Я подождал минуты две или три, затем дверь снова приоткрылась почти на столько же и через щель я увидел ту же часть ее лица, затем она спросила:
– Что вы хотите у него узнать?
– Речь идет о Робин, ей надо помочь, – объяснил я. – Мне надо поговорить с ним о людях, которые знали Терри.

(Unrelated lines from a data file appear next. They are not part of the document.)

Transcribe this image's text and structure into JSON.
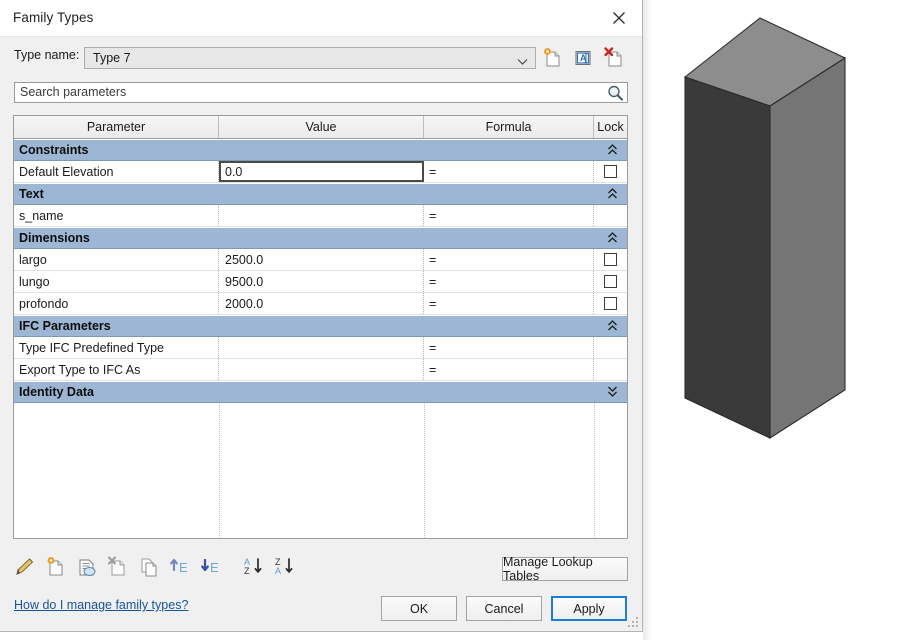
{
  "window": {
    "title": "Family Types",
    "close_icon": "close-icon"
  },
  "type_name": {
    "label": "Type name:",
    "value": "Type 7",
    "dropdown_icon": "chevron-down-icon",
    "actions": [
      {
        "name": "new-type-icon",
        "tooltip": "New Type"
      },
      {
        "name": "rename-type-icon",
        "tooltip": "Rename Type"
      },
      {
        "name": "delete-type-icon",
        "tooltip": "Delete Type"
      }
    ]
  },
  "search": {
    "placeholder": "Search parameters",
    "value": "",
    "icon": "search-icon"
  },
  "grid": {
    "columns": [
      "Parameter",
      "Value",
      "Formula",
      "Lock"
    ],
    "sections": [
      {
        "title": "Constraints",
        "state": "expanded",
        "chevron": "double-chevron-up-icon",
        "rows": [
          {
            "parameter": "Default Elevation",
            "value": "0.0",
            "formula": "=",
            "lock": false,
            "focused": true
          }
        ]
      },
      {
        "title": "Text",
        "state": "expanded",
        "chevron": "double-chevron-up-icon",
        "rows": [
          {
            "parameter": "s_name",
            "value": "",
            "formula": "=",
            "lock": null,
            "focused": false
          }
        ]
      },
      {
        "title": "Dimensions",
        "state": "expanded",
        "chevron": "double-chevron-up-icon",
        "rows": [
          {
            "parameter": "largo",
            "value": "2500.0",
            "formula": "=",
            "lock": false,
            "focused": false
          },
          {
            "parameter": "lungo",
            "value": "9500.0",
            "formula": "=",
            "lock": false,
            "focused": false
          },
          {
            "parameter": "profondo",
            "value": "2000.0",
            "formula": "=",
            "lock": false,
            "focused": false
          }
        ]
      },
      {
        "title": "IFC Parameters",
        "state": "expanded",
        "chevron": "double-chevron-up-icon",
        "rows": [
          {
            "parameter": "Type IFC Predefined Type",
            "value": "",
            "formula": "=",
            "lock": null,
            "focused": false
          },
          {
            "parameter": "Export Type to IFC As",
            "value": "",
            "formula": "=",
            "lock": null,
            "focused": false
          }
        ]
      },
      {
        "title": "Identity Data",
        "state": "collapsed",
        "chevron": "double-chevron-down-icon",
        "rows": []
      }
    ]
  },
  "toolbar": {
    "items": [
      {
        "name": "edit-parameter-icon",
        "tooltip": "Edit Parameter"
      },
      {
        "name": "new-parameter-icon",
        "tooltip": "New Parameter"
      },
      {
        "name": "new-global-parameter-icon",
        "tooltip": "New Global Parameter"
      },
      {
        "name": "remove-parameter-icon",
        "tooltip": "Remove Parameter"
      },
      {
        "name": "duplicate-parameter-icon",
        "tooltip": "Duplicate Parameter"
      },
      {
        "name": "move-parameter-up-icon",
        "tooltip": "Move Up"
      },
      {
        "name": "move-parameter-down-icon",
        "tooltip": "Move Down"
      },
      {
        "name": "sort-ascending-icon",
        "tooltip": "Sort Ascending"
      },
      {
        "name": "sort-descending-icon",
        "tooltip": "Sort Descending"
      }
    ]
  },
  "buttons": {
    "lookup": "Manage Lookup Tables",
    "ok": "OK",
    "cancel": "Cancel",
    "apply": "Apply"
  },
  "help_link": "How do I manage family types?",
  "viewport": {
    "model": "extruded-box",
    "faces": {
      "left": "#3a3a3a",
      "right": "#757575",
      "top": "#8d8d8d"
    }
  },
  "colors": {
    "section_header": "#9cb6d4",
    "accent": "#1a7fd4",
    "link": "#17559b",
    "dialog_bg": "#f0f0f0"
  }
}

– И что же вы хотите выяснить о них?
– Во-первых, кто они, знали ли убитую девушку, возможно, они кого-то подозревают или знают возможного убийцу – словом, все, что только можно.
– В газетах пишут, что это дело рук Робин.
– Поэтому мне и пришлось вмешаться. Я не верю газетам. Она задумалась, не отводя от меня изучающего взгляда, а затем резко произнесла:
– Подождите минуту, – и снова закрыла дверь. На этот раз ждать пришлось гораздо дольше, и я хотел уж было постучаться, как дверь снова приоткрылась на то же расстояние, что и прежде, и девушка заявила:
– Джек говорит, что ничего не знает и не может вам помочь. Извините.
И она снова захлопнула бы дверь, но я успел сказать:
– Тогда можно поговорить с вами? Она, не мигая, уставилась на меня.
– А при чем тут я? – с вызовом спросила она.
– Вы тоже были знакомы с Терри, – напомнил я ей. – Более того, встречались с ним.
– Это было давно.
– Полгода назад. Вы же должны знать, с кем он общался, куда ходил и были ли у него какие-нибудь неприятности?
– Вам и так уже известно больше, чем нужно, – заявила она с явной неприязнью.
– Мне известно далеко не все, – возразил я, – хотелось бы узнать кое-что еще.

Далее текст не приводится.